Although one man at the Tampa screening said he felt "safer," VIPR operations are not without their naysayers. A VIPR screening at a Des Moines Greyhound station last week is alleged to have targeted Latinos. Another TSA/Border Patrol VIPR screening on a trolley in San Diego resulted in three teens being handcuffed and deported while on their way to school. Around 20 others were also deported, according to local news outlets.
The trolley is part of the San Diego Metropolitan Transit System. "We believe this is a flagrant violation of human rights, when we have a situation in which children are being separated from their families without the proper due process rights being afforded to them," said a spokesman for the girl's family.
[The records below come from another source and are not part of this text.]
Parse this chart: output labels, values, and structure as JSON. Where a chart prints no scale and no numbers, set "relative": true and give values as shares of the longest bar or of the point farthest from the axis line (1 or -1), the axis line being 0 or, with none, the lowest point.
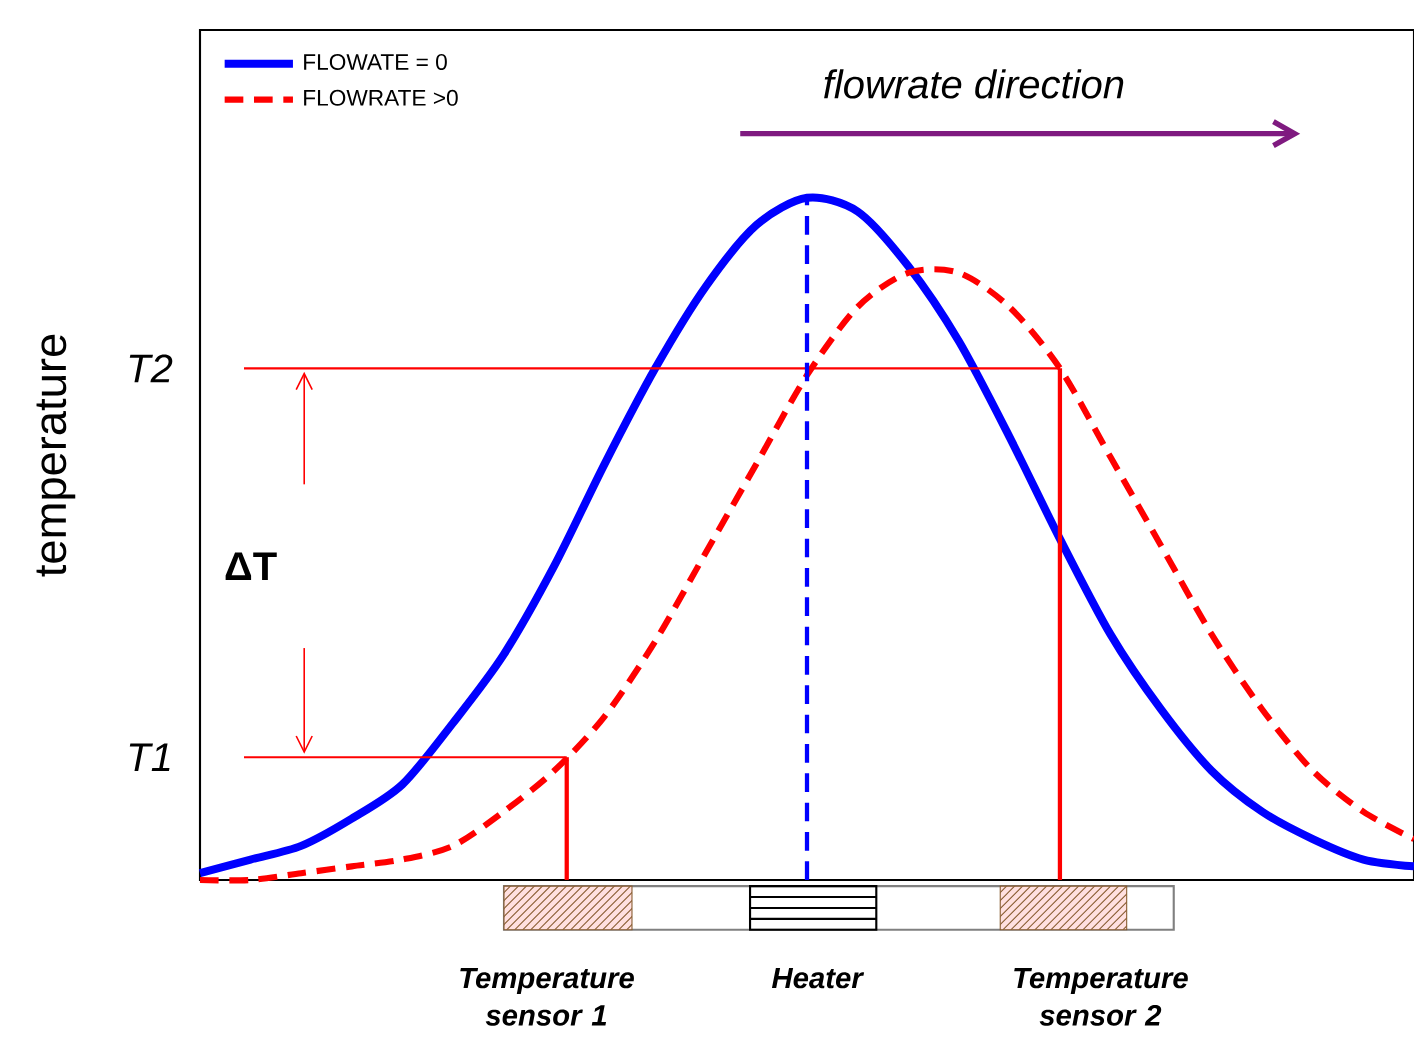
{
  "chart_data": {
    "type": "line",
    "relative": true,
    "ylabel": "temperature",
    "legend": "top left",
    "categories": [
      null,
      null,
      null,
      null,
      null,
      null,
      null,
      null,
      null,
      null,
      null,
      null,
      null,
      null,
      null,
      null,
      null,
      null,
      null,
      null,
      null,
      null,
      null,
      null,
      null
    ],
    "series": [
      {
        "name": "FLOWATE = 0",
        "color": "#0000ff",
        "line_style": "solid",
        "values": [
          0.01,
          0.03,
          0.05,
          0.09,
          0.14,
          0.23,
          0.33,
          0.46,
          0.61,
          0.75,
          0.87,
          0.96,
          1.0,
          0.98,
          0.9,
          0.79,
          0.65,
          0.5,
          0.36,
          0.25,
          0.16,
          0.1,
          0.06,
          0.03,
          0.02
        ]
      },
      {
        "name": "FLOWRATE >0",
        "color": "#ff0000",
        "line_style": "dashed",
        "values": [
          0.0,
          0.0,
          0.01,
          0.02,
          0.03,
          0.05,
          0.1,
          0.16,
          0.24,
          0.35,
          0.48,
          0.61,
          0.74,
          0.84,
          0.89,
          0.89,
          0.84,
          0.75,
          0.62,
          0.49,
          0.36,
          0.25,
          0.16,
          0.1,
          0.06
        ]
      }
    ],
    "ref_lines": [
      {
        "axis": "y",
        "value": 0.18,
        "label": "T1",
        "color": "#ff0000"
      },
      {
        "axis": "y",
        "value": 0.75,
        "label": "T2",
        "color": "#ff0000"
      }
    ],
    "annotations": [
      "ΔT",
      "flowrate direction",
      "Temperature sensor 1",
      "Heater",
      "Temperature sensor 2"
    ]
  }
}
The three teens nabbed in the San Diego VIPR operation were deported to Tijuana, but later allowed to re-enter the United States on humanitarian visas.
More children, this time train passengers disembarking at Savannah, Georgia, were treated to questionable TSA treatment in February along with their families. While the passengers (who again, had just gotten OFF a train) were lifting their shirts and having bras handled during pat-downs, their luggage was sitting unattended on the train platform.
The TSA later admitted that the VIPR operation should have ended before the train entered the station, but told the public that the Savannah passengers didn't have to enter the screening area... even though an eye-witness says a TSA agent instructed them to go into the screening area to collect their luggage... the luggage that was actually waiting somewhere else.
VIPR operations are now even targeting freight trucks on highways. In addition to the random checks on public transit systems, it makes you wonder: can private vehicles be far behind? Will there be any mode of transportation beyond the reach of the TSA?